Greek dating customs
A priest blesses the engagement rings, often pearl, and places them on the left ring-fingers of the man and woman.
The website Greeka states that guests wish "kala stephana" (good crowns = have a good marriage) and "I ora I kali" (that the good hour comes = the marriage).
It gives them time to get to know each other better and come closer before finally walking down the aisle.
The Greek word for engagement is “arrabhon” or “aravonas” and derives from Hebrew, which translates as pledge or guarantee, and was introduced and adopted by the Greek society and culture through commercial transactions between the two peoples.
Traditionally, marriages were often arranged by parents and the family of the bride was expected to pay a dowry.
Today, a vestige of the tradition survives in the "kidnapping" of the bride by the family or friends of the groom.
This custom is followed in rural areas outside Athens.

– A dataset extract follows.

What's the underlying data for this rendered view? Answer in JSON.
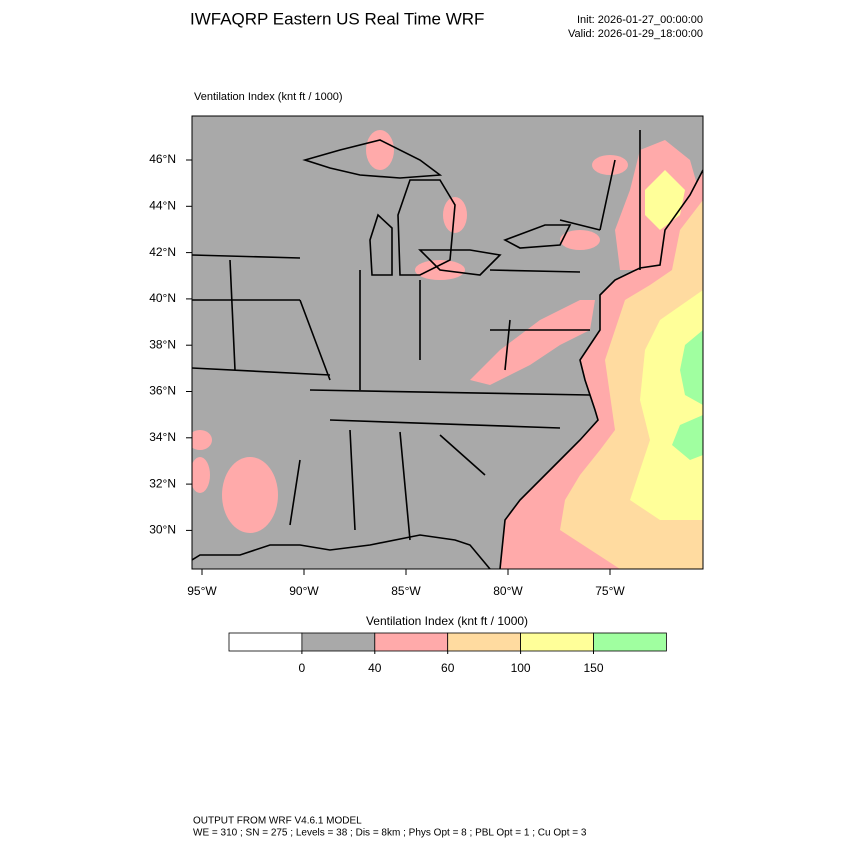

Like in the United States, Greek dating websites populate the web.
If all went well and everyone was satisfied and happy, the engagement rings were exchanged and a wedding date was set.
Engagements found usually place in a house, where the maid of honor and best man were to be selected, and were followed by a small festive gathering of close friends and relatives.
However, the engagement was also used in benefit of many men who did not really wish to marry, but were otherwise not socially accepted to be involved in premarital relations.
The two rings are then given to the couple, who must wear them on their left ring fingers.
The mother-in-law is also tasked with bearing gifts to the bride, while the guests present wish the couple “I ora i kali” (may the wedding day come soon) or “Kala stephana” (have a good wedding ceremony).In the past, when this custom was more practiced across the country, the bride would also have to knit a handiwork as a symbol of accepting the engagement and the pending wedding.If for any reason the engagement was called off, the mother of the groom would have to return the handiwork to the bride.With names such as Elgible Greeks.com, these sites help maintain Greek culture in an ever-changing world. Her print publications include articles in "The Harbinger" and fiction in "The Flying Island." Working in community development, Putt holds a master's degree in sociology and possesses knowledge of gerontology, mental illness, elementary education and teaching college-level social science.